It’s an old debate with a nice Keynes quote routinely trotted out:
The ideas of economists and political philosophers, both when they are right and when they are wrong are more powerful than is commonly understood. Indeed, the world is ruled by little else. Practical men, who believe themselves to be quite exempt from any intellectual influences, are usually slaves of some defunct economist.

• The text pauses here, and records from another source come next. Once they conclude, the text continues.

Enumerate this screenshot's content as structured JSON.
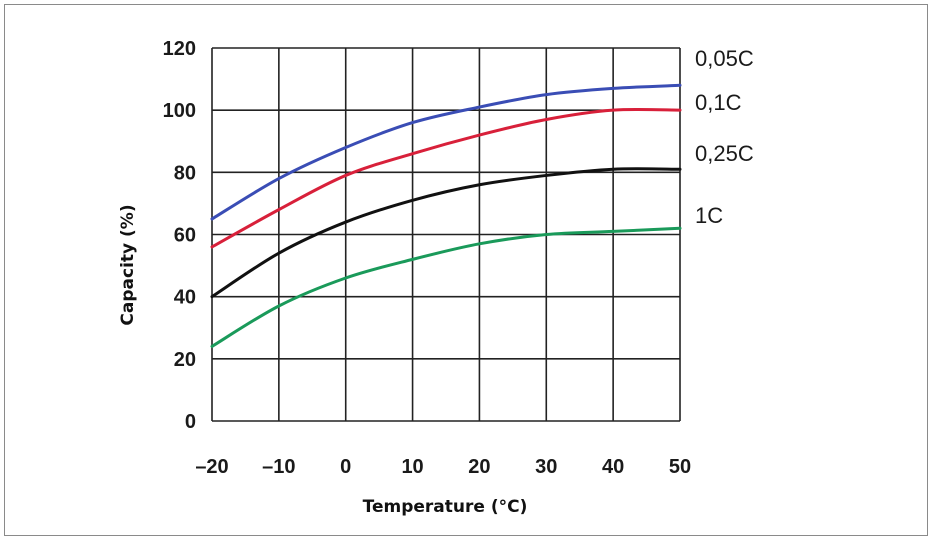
{
  "chart_data": {
    "type": "line",
    "title": "",
    "xlabel": "Temperature (°C)",
    "ylabel": "Capacity (%)",
    "xlim": [
      -20,
      50
    ],
    "ylim": [
      0,
      120
    ],
    "xticks": [
      -20,
      -10,
      0,
      10,
      20,
      30,
      40,
      50
    ],
    "yticks": [
      0,
      20,
      40,
      60,
      80,
      100,
      120
    ],
    "grid": true,
    "legend_placement": "right",
    "x": [
      -20,
      -10,
      0,
      10,
      20,
      30,
      40,
      50
    ],
    "series": [
      {
        "name": "0,05C",
        "color": "#3a4db5",
        "values": [
          65,
          78,
          88,
          96,
          101,
          105,
          107,
          108
        ]
      },
      {
        "name": "0,1C",
        "color": "#d8203a",
        "values": [
          56,
          68,
          79,
          86,
          92,
          97,
          100,
          100
        ]
      },
      {
        "name": "0,25C",
        "color": "#111111",
        "values": [
          40,
          54,
          64,
          71,
          76,
          79,
          81,
          81
        ]
      },
      {
        "name": "1C",
        "color": "#1a9a5a",
        "values": [
          24,
          37,
          46,
          52,
          57,
          60,
          61,
          62
        ]
      }
    ]
  }
}
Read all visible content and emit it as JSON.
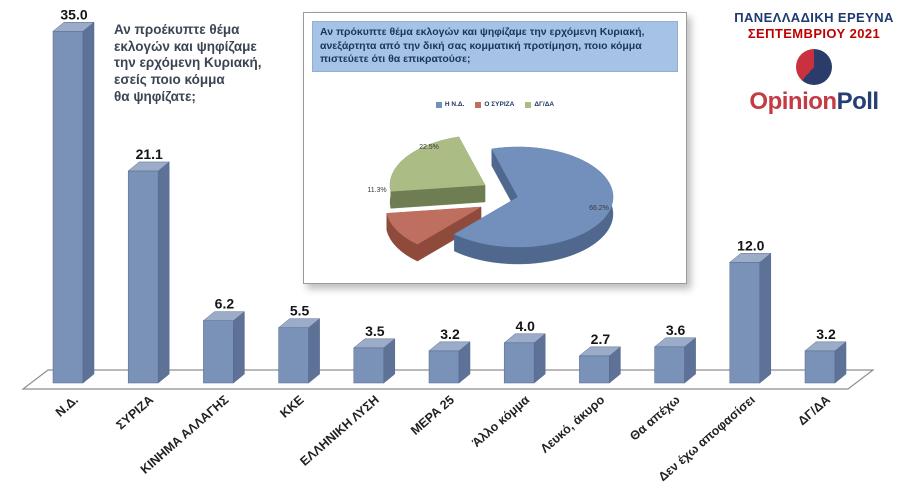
{
  "header": {
    "survey_title": "ΠΑΝΕΛΛΑΔΙΚΗ ΕΡΕΥΝΑ",
    "survey_period": "ΣΕΠΤΕΜΒΡΙΟΥ 2021",
    "brand_part1": "Opinion",
    "brand_part2": "Poll"
  },
  "main_question": "Αν προέκυπτε θέμα\nεκλογών και ψηφίζαμε\nτην ερχόμενη Κυριακή,\nεσείς ποιο κόμμα\nθα ψηφίζατε;",
  "inset_question": "Αν πρόκυπτε θέμα εκλογών και ψηφίζαμε την ερχόμενη Κυριακή, ανεξάρτητα από την δική σας κομματική προτίμηση, ποιο κόμμα πιστεύετε ότι θα επικρατούσε;",
  "colors": {
    "bar_front": "#7A92B8",
    "bar_top": "#9BACC9",
    "bar_side": "#5D7296",
    "bar_stroke": "#54688C",
    "pie_blue_top": "#7390BC",
    "pie_blue_side": "#50688E",
    "pie_red_top": "#BF6F5F",
    "pie_red_side": "#8E4B3C",
    "pie_green_top": "#ABBD84",
    "pie_green_side": "#6F7D52",
    "navy_text": "#1F3864",
    "red_text": "#C00000",
    "floor_stroke": "#8F8F8F"
  },
  "chart_data": [
    {
      "type": "bar",
      "title": "Αν προέκυπτε θέμα εκλογών και ψηφίζαμε την ερχόμενη Κυριακή, εσείς ποιο κόμμα θα ψηφίζατε;",
      "categories": [
        "Ν.Δ.",
        "ΣΥΡΙΖΑ",
        "ΚΙΝΗΜΑ ΑΛΛΑΓΗΣ",
        "ΚΚΕ",
        "ΕΛΛΗΝΙΚΗ ΛΥΣΗ",
        "ΜΕΡΑ 25",
        "Άλλο κόμμα",
        "Λευκό, άκυρο",
        "Θα απέχω",
        "Δεν έχω αποφασίσει",
        "ΔΓ/ΔΑ"
      ],
      "values": [
        35.0,
        21.1,
        6.2,
        5.5,
        3.5,
        3.2,
        4.0,
        2.7,
        3.6,
        12.0,
        3.2
      ],
      "value_labels": [
        "35.0",
        "21.1",
        "6.2",
        "5.5",
        "3.5",
        "3.2",
        "4.0",
        "2.7",
        "3.6",
        "12.0",
        "3.2"
      ],
      "xlabel": "",
      "ylabel": "",
      "ylim": [
        0,
        35
      ],
      "grid": false,
      "style": "3d-bar",
      "bar_color": "#7A92B8"
    },
    {
      "type": "pie",
      "title": "Αν πρόκυπτε θέμα εκλογών και ψηφίζαμε την ερχόμενη Κυριακή, ανεξάρτητα από την δική σας κομματική προτίμηση, ποιο κόμμα πιστεύετε ότι θα επικρατούσε;",
      "labels": [
        "Η Ν.Δ.",
        "Ο ΣΥΡΙΖΑ",
        "ΔΓ/ΔΑ"
      ],
      "values": [
        66.2,
        11.3,
        22.5
      ],
      "value_labels": [
        "66.2%",
        "11.3%",
        "22.5%"
      ],
      "colors": [
        "#7390BC",
        "#BF6F5F",
        "#ABBD84"
      ],
      "legend_position": "top",
      "style": "3d-pie-exploded"
    }
  ]
}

Are ideas or interests more important in shaping human destiny? Nature or nurture? And to quote Woody Allen, is the Atlantic Ocean a better ocean than the Pacific Ocean?. In any event, they’re both important – ideas and interests. And they’re most important when they operate together. Still it’s always fun when people proffer some piece of evidence which they think shows one thing, and it in fact doesn’t or shows the opposite. Often people will claim that the commonality between parents and children’s IQs (for instance) shows the importance of heritability, when last time I checked, most kids got not just their genes from their parents but also their environment and their upbringing.

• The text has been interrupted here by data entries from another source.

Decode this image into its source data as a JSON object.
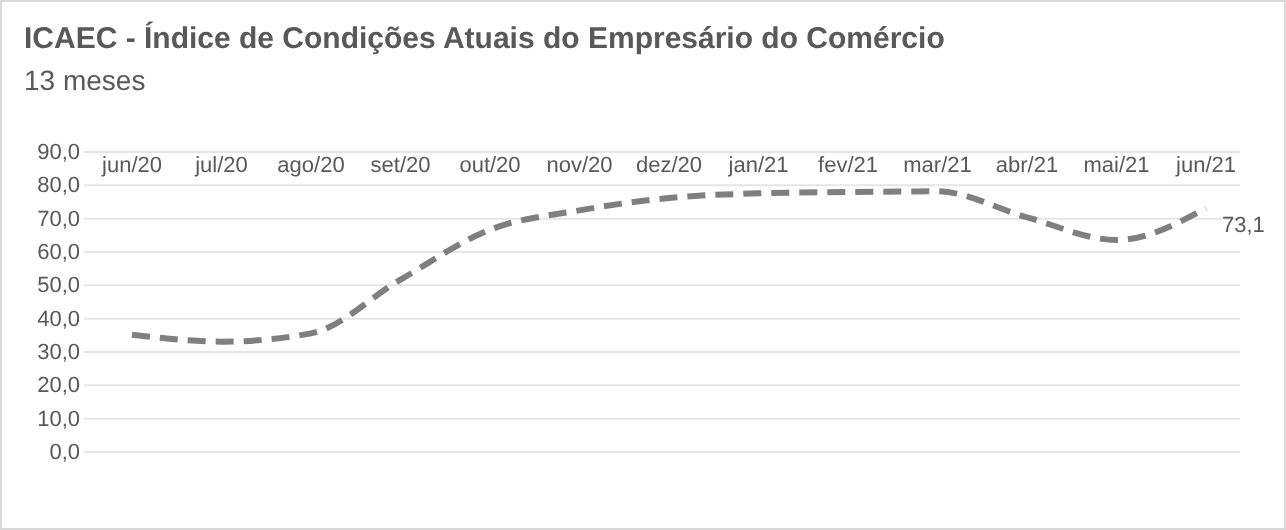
{
  "chart_data": {
    "type": "line",
    "title": "ICAEC - Índice de Condições Atuais do Empresário do Comércio",
    "subtitle": "13 meses",
    "categories": [
      "jun/20",
      "jul/20",
      "ago/20",
      "set/20",
      "out/20",
      "nov/20",
      "dez/20",
      "jan/21",
      "fev/21",
      "mar/21",
      "abr/21",
      "mai/21",
      "jun/21"
    ],
    "series": [
      {
        "color": "#7f7f7f",
        "values": [
          35.2,
          33.1,
          35.6,
          51.7,
          66.7,
          72.5,
          76.2,
          77.6,
          78.0,
          78.2,
          70.4,
          63.6,
          73.1
        ],
        "value_labels": [
          null,
          null,
          null,
          null,
          null,
          null,
          null,
          null,
          null,
          null,
          null,
          null,
          "73,1"
        ]
      }
    ],
    "ylim": [
      0,
      90
    ],
    "yticks": [
      {
        "value": 0,
        "label": "0,0"
      },
      {
        "value": 10,
        "label": "10,0"
      },
      {
        "value": 20,
        "label": "20,0"
      },
      {
        "value": 30,
        "label": "30,0"
      },
      {
        "value": 40,
        "label": "40,0"
      },
      {
        "value": 50,
        "label": "50,0"
      },
      {
        "value": 60,
        "label": "60,0"
      },
      {
        "value": 70,
        "label": "70,0"
      },
      {
        "value": 80,
        "label": "80,0"
      },
      {
        "value": 90,
        "label": "90,0"
      }
    ],
    "grid": "y",
    "line_style": "dashed",
    "marker": "none"
  }
}
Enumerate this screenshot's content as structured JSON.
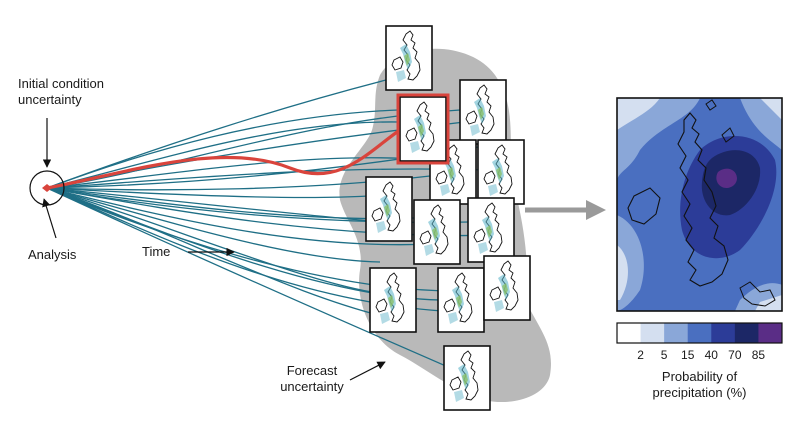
{
  "labels": {
    "initial_line1": "Initial condition",
    "initial_line2": "uncertainty",
    "analysis": "Analysis",
    "time": "Time",
    "forecast_line1": "Forecast",
    "forecast_line2": "uncertainty",
    "prob_line1": "Probability of",
    "prob_line2": "precipitation (%)"
  },
  "legend": {
    "ticks": [
      "2",
      "5",
      "15",
      "40",
      "70",
      "85"
    ],
    "colors": [
      "#ffffff",
      "#d4dff0",
      "#8aa7d8",
      "#4a6fc0",
      "#2c3c98",
      "#1c2766",
      "#5a2d86"
    ]
  },
  "colors": {
    "trajectory": "#1f6f86",
    "analysis_track": "#d9443c",
    "forecast_blob": "#b9b9b9",
    "arrow_gray": "#9a9a9a"
  }
}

I often cavil at economists attributing too crude an interpretation of self interest to people. But here’s a nice illustration of what I mean. In their very interesting article “The Case Against Patents“, Michele Boldrin and David K. Levine offer this:
Patent lawyers play a large role in the political economy of patents. According to Quinn (2011), who is a patent attorney, legal fees for fifi ling a patent run upwards of $7,000 and roughly half are rejected. In 2010, according to the US Patent Office, 244,341 patents were issued, which would imply roughly $3 billion in legal fees per year. Obviously, patent attorneys as a group have a tremendous incentive to see that more patents are issued. This insight helps us understand better the role of the courts and their relatively recent reform. In 1982—lobbied by patent lawyers—Congress passed the Federal Courts Improvement Act, which moved federal patent appeals out of the regular court system to a special court system for dealing with patents. Naturally, many of the judges for this new court were chosen from the ranks of patent attorneys. For example, when a court voted, in a 1994 decision, to expand the scope of patents to software (In re Kuriappan P. Alappat, Edward E. Averill and James G. Larsen 33 F.3d 1526 1), of the six judges who voted in favor, half had previously been patent attorneys, while of the two that voted against, neither had been. The referee of the patent game is biased both materially and ideologically.

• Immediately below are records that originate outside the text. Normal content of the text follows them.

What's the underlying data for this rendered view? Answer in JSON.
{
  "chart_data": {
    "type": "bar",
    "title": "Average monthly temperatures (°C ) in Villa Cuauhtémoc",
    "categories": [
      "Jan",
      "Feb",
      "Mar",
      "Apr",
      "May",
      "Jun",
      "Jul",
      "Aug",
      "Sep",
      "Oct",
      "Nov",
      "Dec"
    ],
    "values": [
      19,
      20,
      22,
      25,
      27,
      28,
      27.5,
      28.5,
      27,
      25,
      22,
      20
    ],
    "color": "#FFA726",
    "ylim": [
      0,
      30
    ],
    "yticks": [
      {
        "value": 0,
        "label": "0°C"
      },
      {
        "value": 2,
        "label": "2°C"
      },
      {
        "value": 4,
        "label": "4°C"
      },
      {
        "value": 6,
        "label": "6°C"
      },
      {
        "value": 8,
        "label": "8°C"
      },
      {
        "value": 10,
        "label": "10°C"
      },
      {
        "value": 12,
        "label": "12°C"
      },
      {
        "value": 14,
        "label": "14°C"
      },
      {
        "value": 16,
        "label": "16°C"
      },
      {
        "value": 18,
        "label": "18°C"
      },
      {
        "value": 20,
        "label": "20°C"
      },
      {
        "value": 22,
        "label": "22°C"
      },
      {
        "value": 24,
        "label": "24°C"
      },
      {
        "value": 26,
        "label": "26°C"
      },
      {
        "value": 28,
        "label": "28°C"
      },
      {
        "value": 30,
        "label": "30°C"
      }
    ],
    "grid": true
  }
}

But once the patent attorneys become judges they’re no longer patent attorneys, and do not have any direct pecuniary interests in patent lawyering (I’m assuming, perhaps wrongly, both that they retain no further interest in their practices – and that they’re unlikely to go back to their practices). In any event, I generally find that world views offer stronger explanations than interests. As I commented somewhere here, the passion with which economists discuss tariffs for cars doesn’t relate to the 0.1 or so that could be had by cutting (or not cutting) tariffs – depending on what model of reality you subscribe to. It’s a clash of world views. However it’s certainly the case that interests have shaped the world view, though even here, the causation is often quite rich and operating through culture. Just as economists take in with their training an antagonism to rent seeking (which is normally quite separate from any pecuniary interest of theirs) so patent attorneys become part of a profession and a culture which valorises what they do. And it’s that culture that drives their views – much more than their naked calculation of self-interest – as illustrated by the fact that you remove those incentives – or a large part of them – and the acculturated attitudes remain.